Investigação do caso Glauco fica sob sigilo

Investigação do caso Glauco fica sob sigilo

O inquérito que apura os assassinatos do cartunista Glauco Vilas Boas, de 53 anos, e de seu filho Raoni, de 25, correrá sob segredo de Justiça. A decisão foi tomada por uma juíza da Vara do Júri da Comarca de Osasco, na Grande São Paulo. As vítimas foram mortas a tiros por volta de 0h20 de 12 de março. Carlos Eduardo Sundfeld Nunes, de 24 anos, confessou as execuções. O amigo, dele, o estudante Felipe de Oliveira Iasi, de 23 anos, foi indiciado como partícipe (colaborador) do crime. Ele dirigiu o carro que levou Nunes à chácara de Glauco.

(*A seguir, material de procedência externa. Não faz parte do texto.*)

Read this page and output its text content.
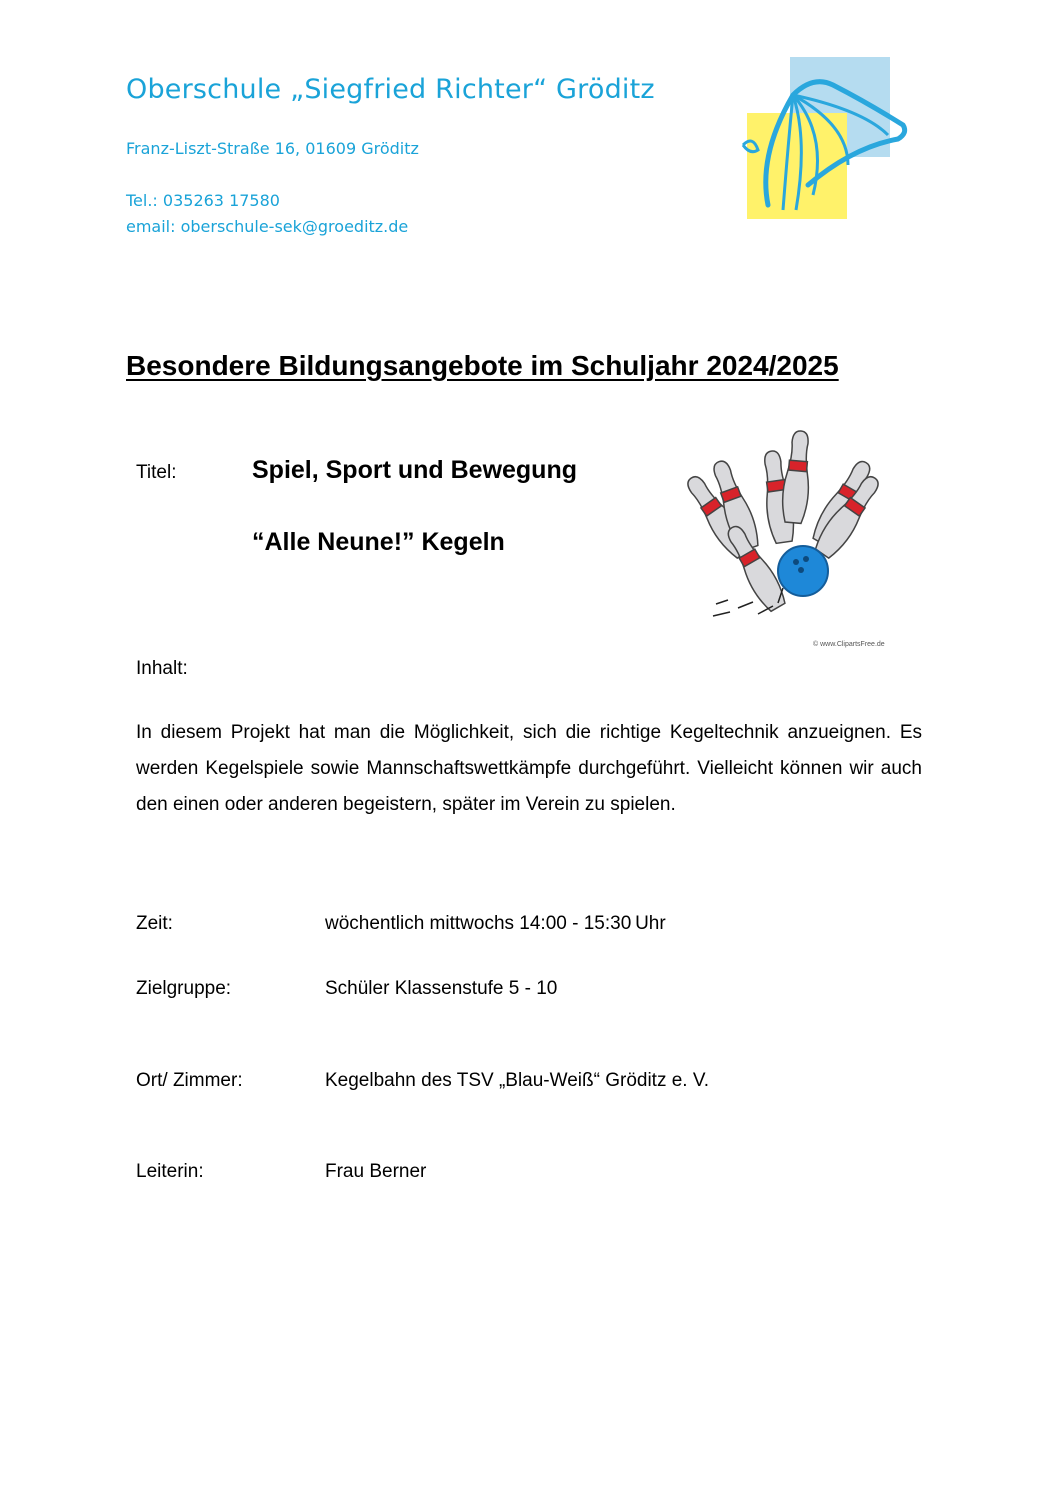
Oberschule „Siegfried Richter“ Gröditz
Franz-Liszt-Straße 16, 01609 Gröditz
Tel.: 035263 17580
email: oberschule-sek@groeditz.de
Besondere Bildungsangebote im Schuljahr 2024/2025
Titel:	Spiel, Sport und Bewegung
“Alle Neune!” Kegeln
© www.ClipartsFree.de
Inhalt:
In diesem Projekt hat man die Möglichkeit, sich die richtige Kegeltechnik anzueignen. Es werden Kegelspiele sowie Mannschaftswettkämpfe durchgeführt. Vielleicht können wir auch den einen oder anderen begeistern, später im Verein zu spielen.
Zeit:	wöchentlich mittwochs 14:00 - 15:30 Uhr
Zielgruppe:	Schüler Klassenstufe 5 - 10
Ort/ Zimmer:	Kegelbahn des TSV „Blau-Weiß“ Gröditz e. V.
Leiterin:	Frau Berner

Josmar Jozino, O Estadao de S.Paulo

06 Abril 2010 | 00h00

O segredo de Justiça foi decretado no último dia 24. No entanto, o delegado Archimedes Cassão Veras Júnior, do Setor de Investigações Gerais (SIG) de Osasco, responsável pelo inquérito, só foi avisado ontem. A juíza tomou essa decisão por entender que ainda há laudos pendentes, como a análise dos computadores de Nunes e de Iasi apreendidos pela polícia, e também pela quebra de sigilo telefônico dos celulares de ambos.

Até ontem, Nunes continuava preso na carceragem da Superintendência da Polícia Federal em Foz do Iguaçu, no Paraná, para onde fugiu e acabou capturado após trocar tiros com agentes federais em 14 de março. Antes da fuga, no entanto, ele telefonou 12 vezes para o 190 da Polícia Militar. Numa das ligações, disse que queria entregar-se, mas foi orientado a se apresentar na delegacia mais próxima.